Think from the agent’s perspective. Monitor how your agent uses the skill in real scenarios. Watch for unexpected trajectories or overreliance on certain contexts. If the skill never fires, the name or description is wrong. If it fires too often, they’re too broad.

Iterate with Claude. As you work, ask Claude to capture its successful approaches and common mistakes into reusable context within the skill. If it goes off track when using a skill, ask it to self-reflect on what went wrong. This produces context the agent actually needs, instead of what you anticipate upfront.

Structure for scale. When SKILL.md becomes unwieldy, split content into separate files. If certain contexts are mutually exclusive or rarely used together, keeping the paths separate reduces token usage. Code can serve as both executable tools and as documentation.

Cautions

Token management. Every line in a loaded skill consumes context window space. A bloated SKILL.md can crowd out the agent’s reasoning and the user’s conversation. Keep the core lean; push detailed reference material to Tier 3 files.

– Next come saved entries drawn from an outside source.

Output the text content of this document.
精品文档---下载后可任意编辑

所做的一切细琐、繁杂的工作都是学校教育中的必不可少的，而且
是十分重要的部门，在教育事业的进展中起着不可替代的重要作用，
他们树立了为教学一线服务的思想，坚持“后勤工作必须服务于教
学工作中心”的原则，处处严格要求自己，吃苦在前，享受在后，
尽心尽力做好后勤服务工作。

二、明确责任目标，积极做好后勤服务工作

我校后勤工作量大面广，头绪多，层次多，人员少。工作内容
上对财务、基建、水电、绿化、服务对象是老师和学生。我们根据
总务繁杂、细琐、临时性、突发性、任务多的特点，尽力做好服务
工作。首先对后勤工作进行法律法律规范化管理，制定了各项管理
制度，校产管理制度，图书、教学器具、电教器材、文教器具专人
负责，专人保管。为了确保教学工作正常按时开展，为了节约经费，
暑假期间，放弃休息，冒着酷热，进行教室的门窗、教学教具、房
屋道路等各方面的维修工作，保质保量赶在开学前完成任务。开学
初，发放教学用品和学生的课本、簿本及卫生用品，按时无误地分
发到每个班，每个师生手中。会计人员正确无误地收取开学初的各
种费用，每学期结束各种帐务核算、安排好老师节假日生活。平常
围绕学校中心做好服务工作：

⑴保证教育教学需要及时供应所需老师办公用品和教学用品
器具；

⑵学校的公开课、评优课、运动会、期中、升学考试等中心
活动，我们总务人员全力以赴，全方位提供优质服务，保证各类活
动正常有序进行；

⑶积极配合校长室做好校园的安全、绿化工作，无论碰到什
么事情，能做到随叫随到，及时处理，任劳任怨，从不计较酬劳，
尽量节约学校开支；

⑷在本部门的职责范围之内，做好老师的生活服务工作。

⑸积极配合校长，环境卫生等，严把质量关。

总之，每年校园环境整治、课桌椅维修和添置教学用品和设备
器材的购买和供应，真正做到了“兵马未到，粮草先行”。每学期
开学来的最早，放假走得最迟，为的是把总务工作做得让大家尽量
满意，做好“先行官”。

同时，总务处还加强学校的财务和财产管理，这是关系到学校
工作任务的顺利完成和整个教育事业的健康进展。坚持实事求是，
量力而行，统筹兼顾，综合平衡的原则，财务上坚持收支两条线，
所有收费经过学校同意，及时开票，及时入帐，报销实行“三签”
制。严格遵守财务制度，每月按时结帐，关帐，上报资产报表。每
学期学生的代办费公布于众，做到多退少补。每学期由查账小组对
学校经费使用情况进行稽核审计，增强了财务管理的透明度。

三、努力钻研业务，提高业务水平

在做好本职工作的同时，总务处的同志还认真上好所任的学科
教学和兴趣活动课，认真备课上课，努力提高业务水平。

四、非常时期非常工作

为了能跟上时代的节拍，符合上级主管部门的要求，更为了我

Naming precision. The name and description are the only signals for triggering. A description like “helps with code” will fire on virtually every request. A description like “review PRs against team style and security conventions” is accurate enough to avoid false positives while still matching the right scenarios. This single field is the most common source of skill failures.

Cross-skill conflicts. Multiple skills can give contradictory instructions — one says “use ESLint,” another says “use Prettier.” Audit your installed skills for compatibility, especially when pulling from community sources.

Security risks. Skills contain instructions and code that agents execute. A malicious skill could exfiltrate data, modify files, or connect to untrusted hosts. Only install skills from trusted sources, and audit every file before first use.

Maintenance debt. Skills are living documents. When your team’s conventions change, the skill must be updated too. An outdated skill is worse than no skill — it confidently enforces wrong rules. Treat skills like code: version them, review changes, and deprecate obsolete ones.

When Not to Use a Skill

Skills are not the right tool for every job:

One-off tasks. If you’re doing something once, don’t package it. Just tell the agent directly.

Real-time data or external APIs. Skills are static files. If you need to query a database, fetch live metrics, or call an API, use MCP (Model Context Protocol) servers instead. MCP handles dynamic tool execution; Skills handle static knowledge and workflows.

Rapidly changing processes. If your convention changes weekly, you’ll spend more time updating the skill than it saves. Let the process stabilize first, then skill it.

Deterministic execution. Skills guide agent behavior — they don’t enforce it. If you need 100% deterministic behavior, write traditional code or a CI check.

Trivial instructions. If it fits in one sentence, put it in the system prompt. Skills have overhead — only create one when the complexity justifies it.

Human-in-the-loop workflows. Skills assume the agent executes autonomously. If every step requires manual approval, a script or CI pipeline is a better fit.

Conclusion

Agent Skills are a deliberately simple concept: a folder, a markdown file, and a principle of progressive disclosure. That simplicity is their strength. It makes them composable, shareable, and maintainable.

The best way to get started is to find one specific gap — one thing your agent consistently gets wrong about your team’s work — and write a skill for it. Not ten skills. One.

Open a directory, write a SKILL.md, and give your agent the context it actually needs.